How you handle your debt has an impact on your credit score. For example, if you miss payments because you can’t afford your debt, you’ll lose credit score points. Choosing debt settlement or bankruptcy to deal with your debt will also result in credit score damage from which it takes several months, or even years, to recover. The debt consolidation process can hurt your credit score too. That being said, some debt solutions are still worth considering. Being debt-free is good for your overall financial health, and you can rebuild your credit score over time.
There are many strategies for getting out of debt, and the best one will depend on each individual’s personal and financial situation. Generally, though, the best way to get out of debt is to take small steps like avoiding new debt and building an emergency fund in order to build a strong financial foundation. No matter the debt you are trying to repay, tracking your progress along the way will also keep you on track to paying off your debt.

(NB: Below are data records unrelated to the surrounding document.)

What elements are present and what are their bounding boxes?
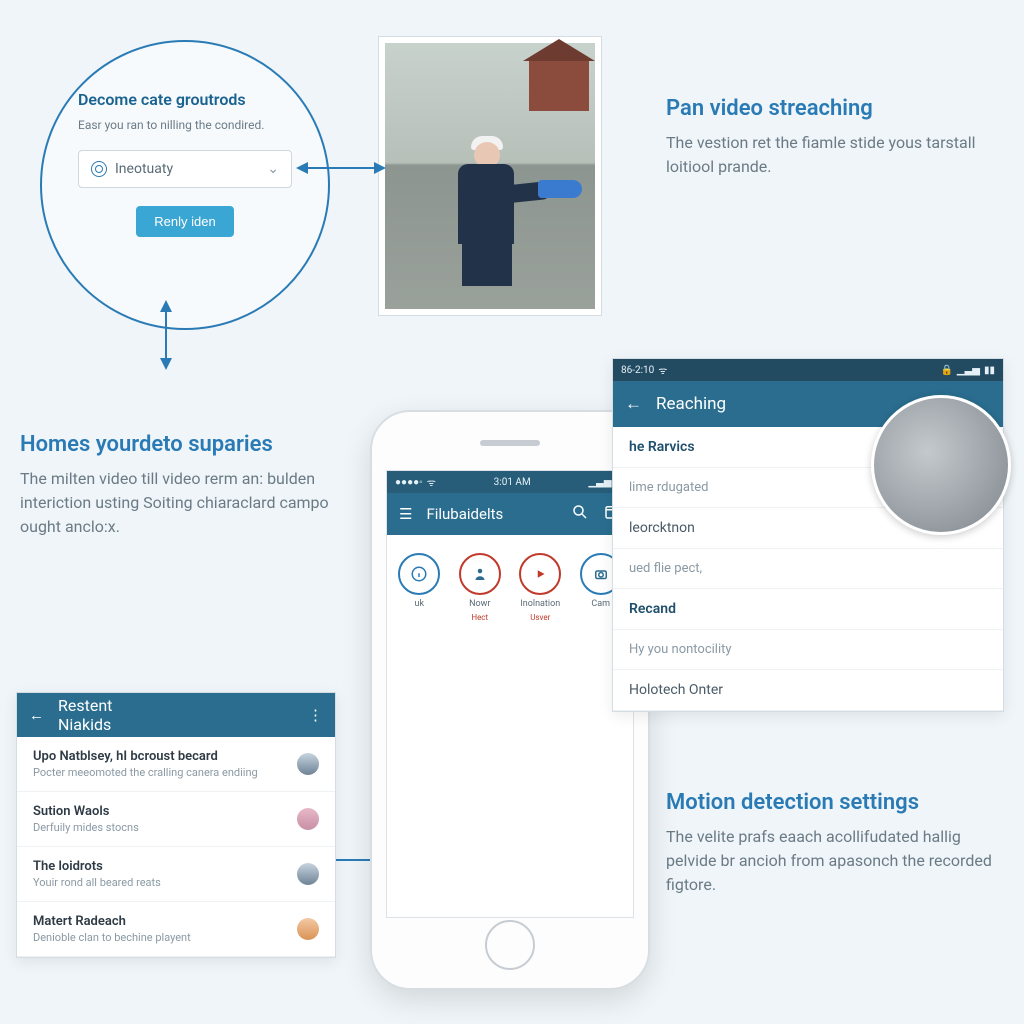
circle-title: Decome cate groutrods [78,90,292,109]
battery-icon: ▮▮ [984,365,995,376]
feature-title: Motion detection settings [666,790,1006,815]
more-vert-icon[interactable]: ⋮ [308,706,323,724]
lock-icon: 🔒 [940,365,952,376]
action-label: Cam [591,599,610,609]
intro-circle-card: Decome cate groutrods Easr you ran to ni… [40,40,330,330]
feature-body: The velite prafs eaach acollifudated hal… [666,825,1006,897]
wifi-icon: ᯤ [427,475,436,489]
connector-arrow [296,158,386,178]
avatar [297,808,319,830]
wifi-icon: ᯤ [658,363,667,377]
recent-list-card: ← Restent Niakids ⋮ Upo Natblsey, hI bcr… [16,692,336,958]
feature-title: Homes yourdeto suparies [20,432,350,457]
target-icon [91,161,107,177]
select-ineotuaty[interactable]: Ineotuaty ⌄ [78,150,292,188]
action-sub: Hect [471,613,488,622]
app-bar: ☰ Filubaidelts [387,493,633,535]
connector-arrow [156,300,176,370]
list-row[interactable]: Hy you nontocility [613,630,1003,670]
item-sub: Denioble clan to bechine playent [33,931,287,944]
item-title: Sution Waols [33,804,287,819]
status-bar: ●●●●◦ ᯤ 3:01 AM ▁▃▅ ▭ [387,471,633,493]
feature-motion-detection: Motion detection settings The velite pra… [666,790,1006,897]
feature-pan-video: Pan video streaching The vestion ret the… [666,96,996,179]
play-icon [519,553,561,595]
quick-action[interactable]: uk [398,553,440,622]
circle-subtitle: Easr you ran to nilling the condired. [78,117,292,134]
quick-action[interactable]: Inolnation Usver [519,553,561,622]
action-label: Nowr [469,599,490,609]
phone-screen: ●●●●◦ ᯤ 3:01 AM ▁▃▅ ▭ ☰ Filubaidelts uk [386,470,634,918]
search-icon[interactable] [571,503,589,525]
info-icon [398,553,440,595]
inset-photo [871,395,1011,535]
app-bar: ← Restent Niakids ⋮ [17,693,335,737]
back-arrow-icon[interactable]: ← [29,706,44,724]
item-title: Matert Radeach [33,914,287,929]
quick-action[interactable]: Nowr Hect [459,553,501,622]
feature-title: Pan video streaching [666,96,996,121]
item-sub: Derfuily mides stocns [33,821,287,834]
signal-dots-icon: ●●●●◦ [395,477,423,488]
chevron-down-icon: ⌄ [267,161,279,177]
list-item[interactable]: Upo Natblsey, hI bcroust becard Pocter m… [17,737,335,792]
quick-action-row: uk Nowr Hect Inolnation Usver [387,535,633,632]
list-row[interactable]: Holotech Onter [613,670,1003,711]
signal-icon: ▁▃▅ [588,477,611,488]
item-title: The loidrots [33,859,287,874]
action-label: uk [414,599,424,609]
back-arrow-icon[interactable]: ← [625,394,642,414]
person-icon [459,553,501,595]
signal-icon: ▁▃▅ [957,365,980,376]
hero-photo [378,36,602,316]
phone-mockup: ●●●●◦ ᯤ 3:01 AM ▁▃▅ ▭ ☰ Filubaidelts uk [370,410,650,990]
avatar [297,753,319,775]
list-item[interactable]: Matert Radeach Denioble clan to bechine … [17,902,335,957]
list-row[interactable]: Recand [613,589,1003,630]
status-time: 86-2:10 [621,365,654,376]
list-row[interactable]: ued flie pect, [613,549,1003,589]
item-sub: Youir rond all beared reats [33,876,287,889]
app-title: Restent Niakids [58,696,169,734]
avatar [297,918,319,940]
worker-photo-placeholder [385,43,595,309]
hamburger-icon[interactable]: ☰ [399,505,412,523]
action-label: Inolnation [520,599,560,609]
list-item[interactable]: The loidrots Youir rond all beared reats [17,847,335,902]
item-title: Upo Natblsey, hI bcroust becard [33,749,287,764]
app-title: Filubaidelts [426,505,557,523]
feature-body: The vestion ret the fiamle stide yous ta… [666,131,996,179]
status-time: 3:01 AM [494,477,531,488]
reaching-screen-card: 86-2:10 ᯤ 🔒 ▁▃▅ ▮▮ ← Reaching he Rarvics… [612,358,1004,712]
avatar [297,863,319,885]
feature-body: The milten video till video rerm an: bul… [20,467,350,539]
feature-homes: Homes yourdeto suparies The milten video… [20,432,350,539]
primary-button[interactable]: Renly iden [136,206,233,237]
item-sub: Pocter meeomoted the cralling canera end… [33,766,287,779]
list-item[interactable]: Sution Waols Derfuily mides stocns [17,792,335,847]
action-sub: Usver [530,613,550,622]
select-label: Ineotuaty [115,161,173,177]
status-bar: 86-2:10 ᯤ 🔒 ▁▃▅ ▮▮ [613,359,1003,381]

Seven years is the length of time that many negative items can be listed on your credit report, as defined by the Fair Credit Reporting Act. This includes late payments, debt collections, charged-off accounts, and Chapter 13 bankruptcy. After this time frame, the debt will fall off your credit report. Certain other negative items, like some judgments, unpaid tax liens, and Chapter 7 bankruptcy, can remain on your credit report for more than seven years.
The debt avalanche strategy involves paying off debt starting with the highest interest rate loan. When that is paid off, you apply that payment to the loan with the next highest interest rate.

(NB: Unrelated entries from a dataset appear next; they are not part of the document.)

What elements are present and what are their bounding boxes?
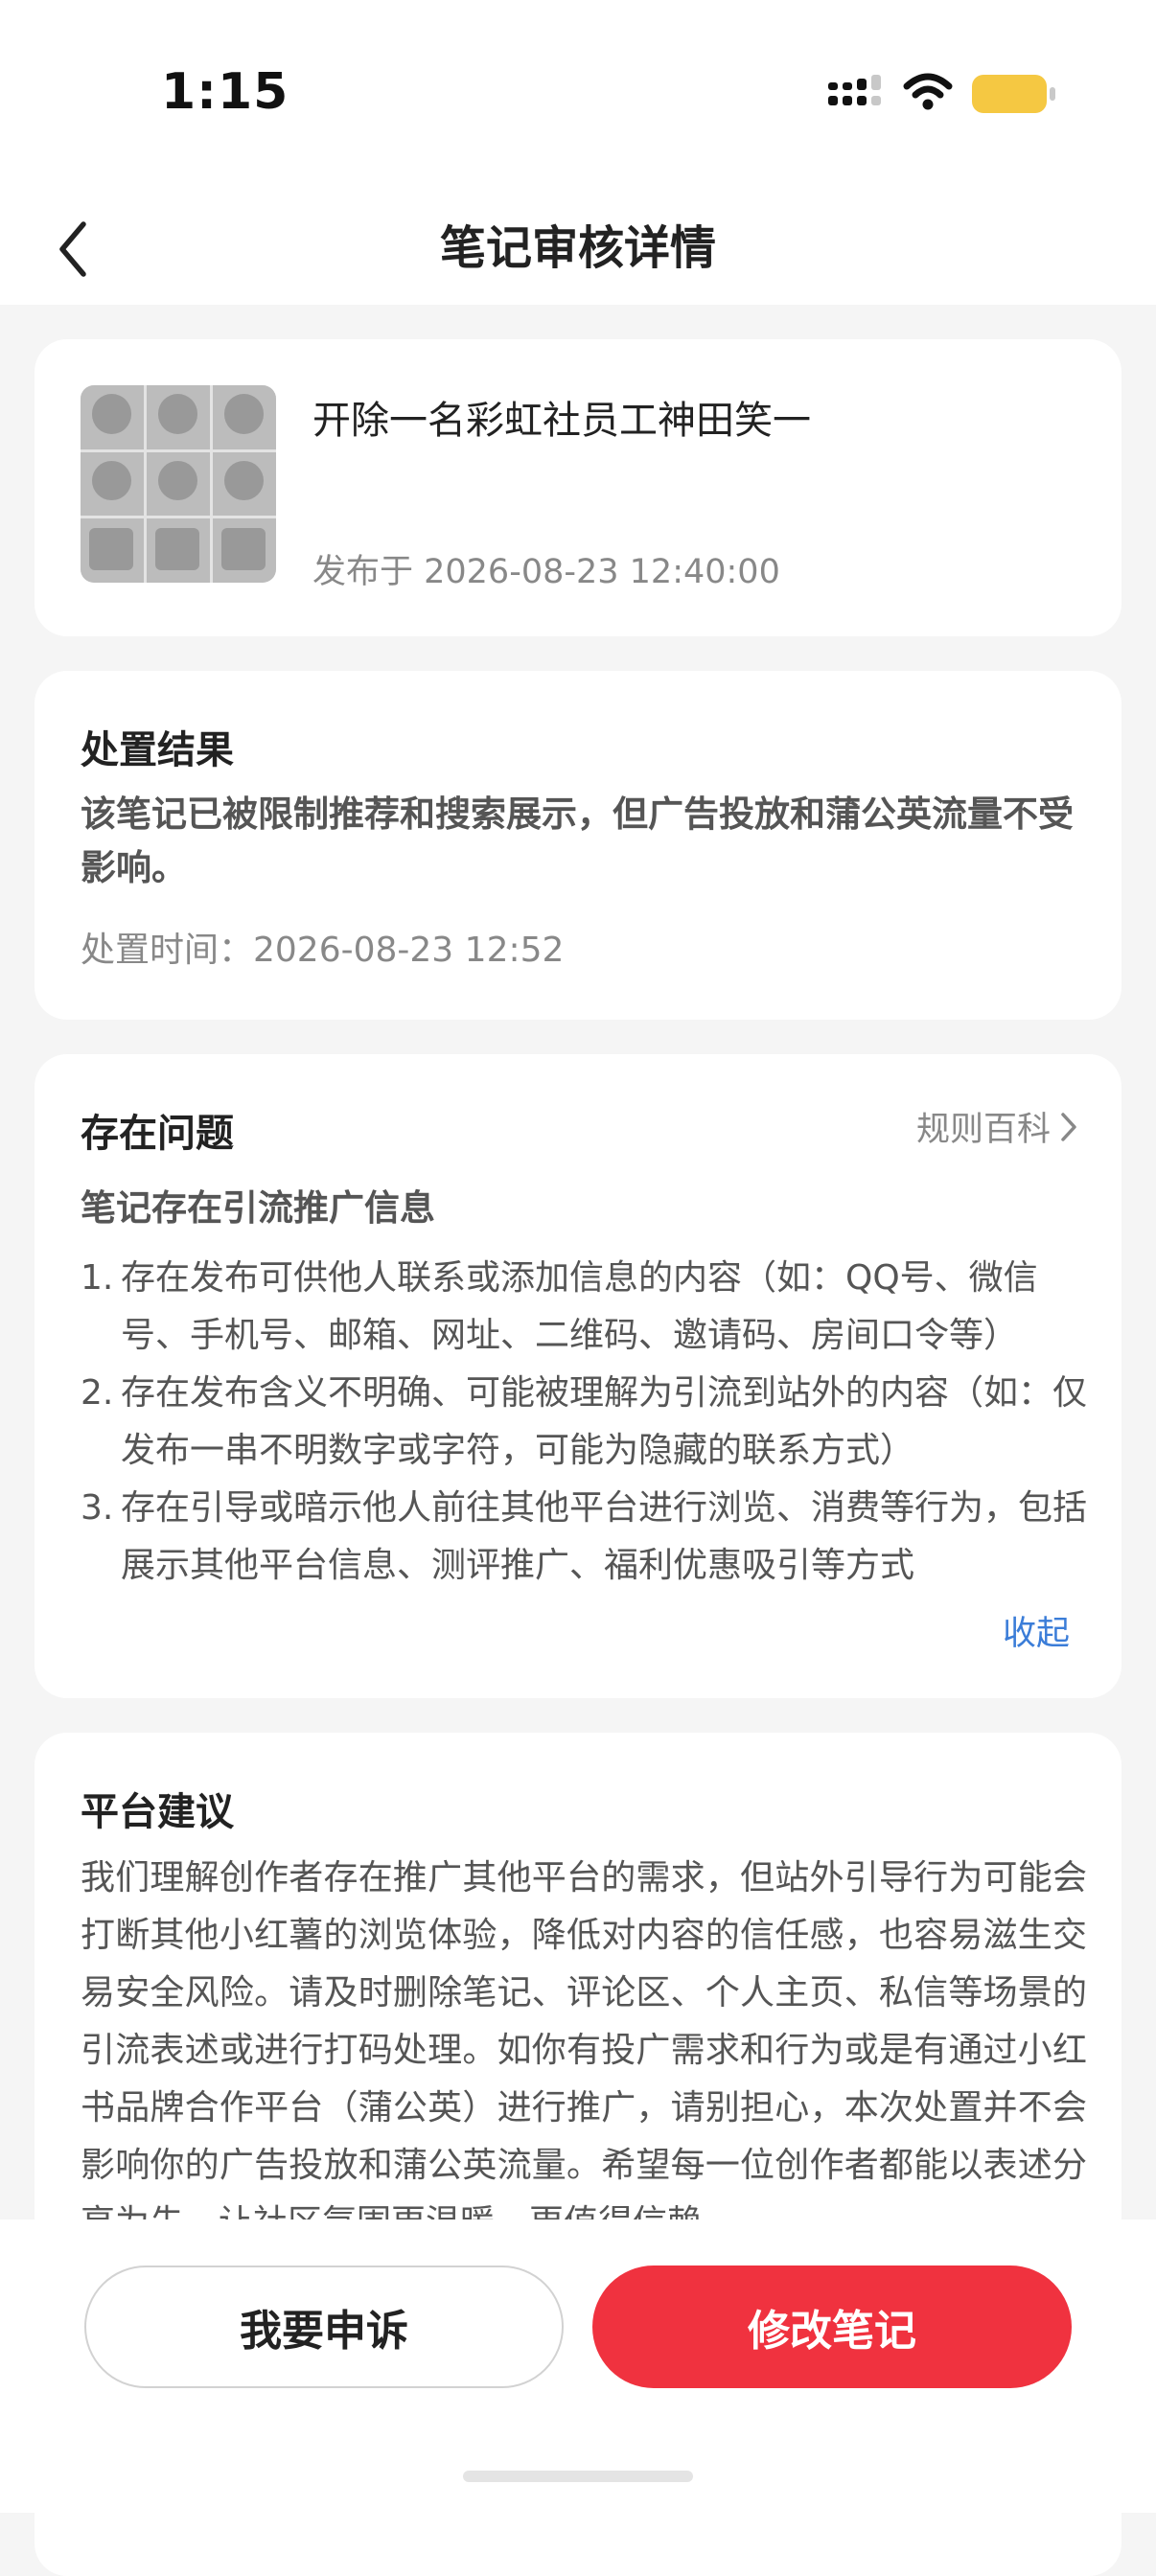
home-indicator [463, 2471, 693, 2482]
list-item-number: 2. [81, 1373, 114, 1413]
nav-bar: 笔记审核详情 [0, 192, 1156, 305]
signal-icon [828, 75, 881, 105]
result-card: 处置结果 该笔记已被限制推荐和搜索展示，但广告投放和蒲公英流量不受影响。 处置时… [35, 671, 1121, 1020]
note-title: 开除一名彩虹社员工神田笑一 [312, 399, 811, 443]
status-time: 1:15 [161, 63, 289, 121]
rules-wiki-link[interactable]: 规则百科 [916, 1102, 1077, 1151]
problem-subtitle: 笔记存在引流推广信息 [81, 1187, 435, 1229]
list-item-text: 存在发布可供他人联系或添加信息的内容（如：QQ号、微信号、手机号、邮箱、网址、二… [121, 1258, 1038, 1355]
wifi-icon [903, 73, 953, 110]
advice-text: 我们理解创作者存在推广其他平台的需求，但站外引导行为可能会打断其他小红薯的浏览体… [81, 1858, 1087, 2242]
list-item: 2. 存在发布含义不明确、可能被理解为引流到站外的内容（如：仅发布一串不明数字或字… [81, 1365, 1087, 1480]
edit-note-button[interactable]: 修改笔记 [592, 2266, 1072, 2388]
bottom-action-bar: 我要申诉 修改笔记 [0, 2220, 1156, 2513]
rules-wiki-label: 规则百科 [915, 1111, 1051, 1149]
list-item-number: 1. [81, 1258, 114, 1298]
note-thumbnail [81, 385, 276, 583]
problem-card: 存在问题 规则百科 笔记存在引流推广信息 1. 存在发布可供他人联系或添加信息的内… [35, 1054, 1121, 1698]
list-item-text: 存在发布含义不明确、可能被理解为引流到站外的内容（如：仅发布一串不明数字或字符，… [121, 1373, 1088, 1470]
result-title: 处置结果 [81, 728, 234, 772]
page-title: 笔记审核详情 [439, 221, 716, 275]
note-publish-date: 发布于 2026-08-23 12:40:00 [312, 553, 780, 591]
list-item-text: 存在引导或暗示他人前往其他平台进行浏览、消费等行为，包括展示其他平台信息、测评推… [121, 1488, 1088, 1585]
status-bar: 1:15 [0, 0, 1156, 192]
battery-icon [972, 75, 1055, 113]
list-item-number: 3. [81, 1488, 114, 1528]
result-text: 该笔记已被限制推荐和搜索展示，但广告投放和蒲公英流量不受影响。 [81, 794, 1074, 888]
result-time: 处置时间：2026-08-23 12:52 [81, 931, 565, 970]
list-item: 3. 存在引导或暗示他人前往其他平台进行浏览、消费等行为，包括展示其他平台信息、测… [81, 1480, 1087, 1595]
advice-title: 平台建议 [81, 1790, 234, 1834]
note-card[interactable]: 开除一名彩虹社员工神田笑一 发布于 2026-08-23 12:40:00 [35, 339, 1121, 636]
list-item: 1. 存在发布可供他人联系或添加信息的内容（如：QQ号、微信号、手机号、邮箱、网址… [81, 1250, 1087, 1365]
chevron-right-icon [1061, 1112, 1076, 1141]
problem-list: 1. 存在发布可供他人联系或添加信息的内容（如：QQ号、微信号、手机号、邮箱、网址… [81, 1250, 1087, 1595]
appeal-button[interactable]: 我要申诉 [84, 2266, 564, 2388]
problem-title: 存在问题 [81, 1112, 234, 1156]
collapse-link[interactable]: 收起 [1003, 1606, 1070, 1655]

The debt snowball strategy helps you pay off your debts by tackling the smallest balances first and building momentum toward the larger ones. Paying off your smallest debts helps you stay motivated to stick with your plan as you build momentum toward becoming debt-free.
A debt collection is a severely past-due credit account. In fact, it's one of the worst types of entries you can have on your credit report. Having a collection on your credit report, especially a recent one, can affect your credit score and make it harder to get approved for credit cards and loans.
When an individual, couple, or business feels like they are no longer able to repay all of their debts, they may seek to file for bankruptcy. Although there are several different types of bankruptcy and different qualifying factors for each, the end goal is the same: to be discharged from debts and get a financial fresh start.
Collateral represents something you own, of value, that you offer to a lender as security in return for a loan. If you fail to pay the loan, the lender can legally claim your collateral as part of its effort to recover at least some of the amount you borrowed.
Defaulting on a loan means you have failed to make sufficient payments for an extended period. Lenders will deem a loan in default when you haven't paid the minimum required payments for a certain number of months in a row, as detailed in your loan contract.
A debt collector is a person or company that collects payments for past-due accounts. They may be hired by a business or buy debt from other companies. Usually, a business will try to contact you for several weeks or months to get you to pay your debt. If you do not, that's when the account gets sent to debt collection.
Credit reflects your reputation for repaying your debts based on your record for borrowing and repaying funds. If you have a reliable borrowing record or credit history, you are said to have "good credit.” Good credit signals to lenders that you are "creditworthy" or likely to be able to repay the money you borrow.
Debt restructuring is a process that begins when an individual reaches out to a creditor to negotiate either a lower interest rate or an extended payment schedule for their outstanding debt. An individual may decide to pursue debt restructuring on their own or with the help of a reputable debt relief agency.
Unsecured loans are loans that are approved without the need for collateral. If a borrower defaults on the loan, the lender is left with few options to get paid outside of filing a lawsuit.